Reflect: I have some habits in my life that I would like believe that I have dealt with. These include personality traits that I don’t think are entirely appropriate to what a Christian gentleman ought to be. So when I see indications of these traits in my sons, I want to nip them in the bud immediately. I want them to understand that these are not characteristics you want to develop. I wish, for instance, that I was a lot more patient. When I was younger, I always felt this intense urgency to get everything done quickly. This is great if you are cleaning the house, but there are some projects that require time and patience. Wood sometimes needs to rest. Varnish needs to be layered slowly. Time-consuming and slow tasks have often become so frustrating to me that I end up failing at them. (To be fair to my sons, that are actually much more patient than I was at their age.) You would think that after more than four decades of life, I would have mastered the simple task of patience, and yet those close to me can testify that this is not always the case.

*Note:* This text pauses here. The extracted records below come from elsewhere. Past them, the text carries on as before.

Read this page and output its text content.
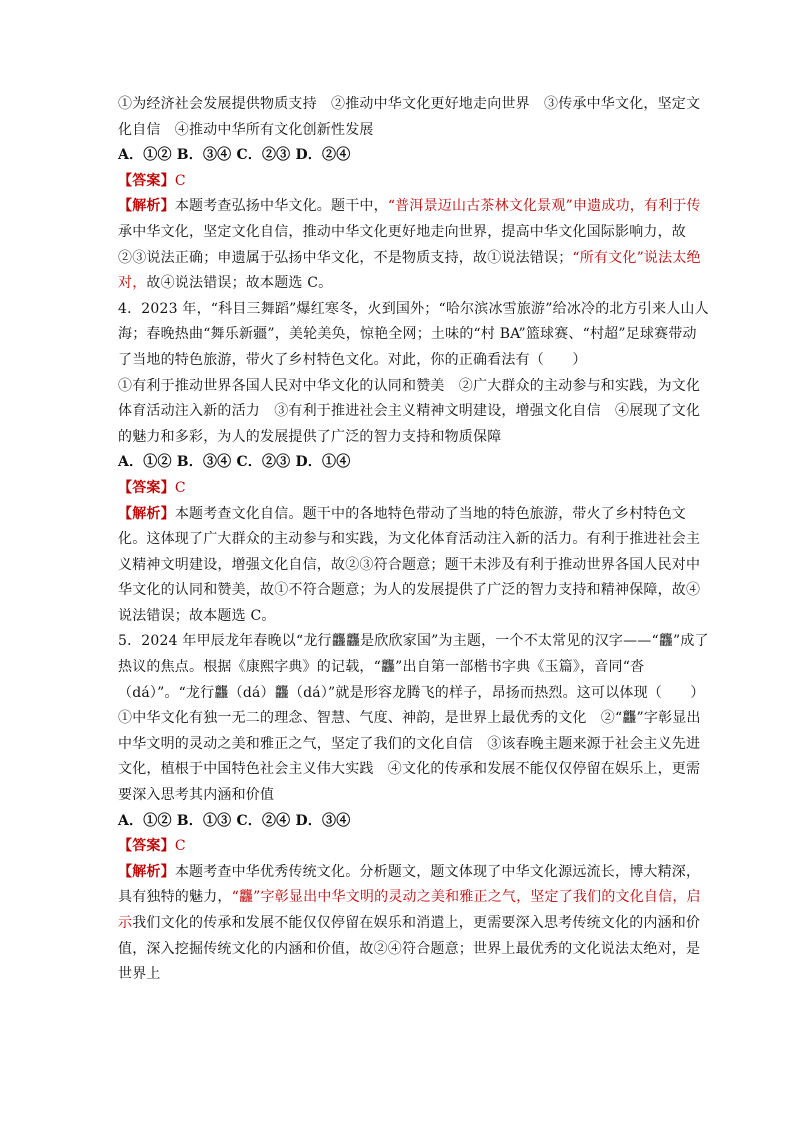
①为经济社会发展提供物质支持　②推动中华文化更好地走向世界　③传承中华文化，坚定文
化自信　④推动中华所有文化创新性发展

A．①② B．③④ C．②③ D．②④

【答案】C

【解析】本题考查弘扬中华文化。题干中，“普洱景迈山古茶林文化景观”申遗成功，有利于传承中华文化，坚定文化自信，推动中华文化更好地走向世界，提高中华文化国际影响力，故②③说法正确；申遗属于弘扬中华文化，不是物质支持，故①说法错误；“所有文化”说法太绝对，故④说法错误；故本题选 C。

4．2023 年，“科目三舞蹈”爆红寒冬，火到国外；“哈尔滨冰雪旅游”给冰冷的北方引来人山人海；春晚热曲“舞乐新疆”，美轮美奂，惊艳全网；土味的“村 BA”篮球赛、“村超”足球赛带动了当地的特色旅游，带火了乡村特色文化。对此，你的正确看法有（　　）

①有利于推动世界各国人民对中华文化的认同和赞美　②广大群众的主动参与和实践，为文化体育活动注入新的活力　③有利于推进社会主义精神文明建设，增强文化自信　④展现了文化的魅力和多彩，为人的发展提供了广泛的智力支持和物质保障

A．①② B．③④ C．②③ D．①④

【答案】C

【解析】本题考查文化自信。题干中的各地特色带动了当地的特色旅游，带火了乡村特色文化。这体现了广大群众的主动参与和实践，为文化体育活动注入新的活力。有利于推进社会主义精神文明建设，增强文化自信，故②③符合题意；题干未涉及有利于推动世界各国人民对中华文化的认同和赞美，故①不符合题意；为人的发展提供了广泛的智力支持和精神保障，故④说法错误；故本题选 C。

5．2024 年甲辰龙年春晚以“龙行龘龘是欣欣家国”为主题，一个不太常见的汉字——“龘”成了热议的焦点。根据《康熙字典》的记载，“龘”出自第一部楷书字典《玉篇》，音同“沓（dá）”。“龙行龘（dá）龘（dá）”就是形容龙腾飞的样子，昂扬而热烈。这可以体现（　　）

①中华文化有独一无二的理念、智慧、气度、神韵，是世界上最优秀的文化　②“龘”字彰显出中华文明的灵动之美和雅正之气，坚定了我们的文化自信　③该春晚主题来源于社会主义先进文化，植根于中国特色社会主义伟大实践　④文化的传承和发展不能仅仅停留在娱乐上，更需要深入思考其内涵和价值

A．①② B．①③ C．②④ D．③④

【答案】C

【解析】本题考查中华优秀传统文化。分析题文，题文体现了中华文化源远流长，博大精深，具有独特的魅力，“龘”字彰显出中华文明的灵动之美和雅正之气，坚定了我们的文化自信，启示我们文化的传承和发展不能仅仅停留在娱乐和消遣上，更需要深入思考传统文化的内涵和价值，深入挖掘传统文化的内涵和价值，故②④符合题意；世界上最优秀的文化说法太绝对，是世界上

Abram, even after hearing directly from God, still can’t believe that this heir will come from his wife Sarai, and makes plans to create future generations with her servant, Hagar. His level of patience has dwindled rather rapidly. You would think that since he had heard directly from God that he would have had more patience in allowing God’s plan to take shape. Yet this is the nature of complex faith. It is constantly attempting to embrace reality and forgetting to blend the past reality with the reality of the present. People forget. Abram was simply being asked to hold onto God—to trust Him to be faithful in the future as He had been faithful in the past. But from Abram’s point of view, there was no clear indicator of how God would fulfill the promise, so Abram used his “common sense” to try to resolve his problem.
God once again had to speak directly to him, introducing him to a physical rite of passage—circumcision. The symbol signified a deep renewal of the covenant, a renewal of the promise of their mutual commitment. A few verses later, in chapter 17, Abraham’s (note the change in name following the covenant) complex faith has him laughing at God’s promise in disbelief. Now, before you feel too disappointed in Abraham, bear in that Jesus fed 5,000 (Mark 6:30–44) and 4,000 (Mark 8:1–10), yet when the disciples forget to bring bread (Mark 8:14–21) and Jesus tries takes them to the Technic level, they do not understand! Abraham, too, wanted to hang on to his own managed results and not to the promised results that God offered.
Recalibrate: What promises has God perhaps offered that you are avoiding because you have settled for something else?
Respond: Pray for the complex faith to have the courage to trust God.
Research: What traditions practiced circumcision before Abraham?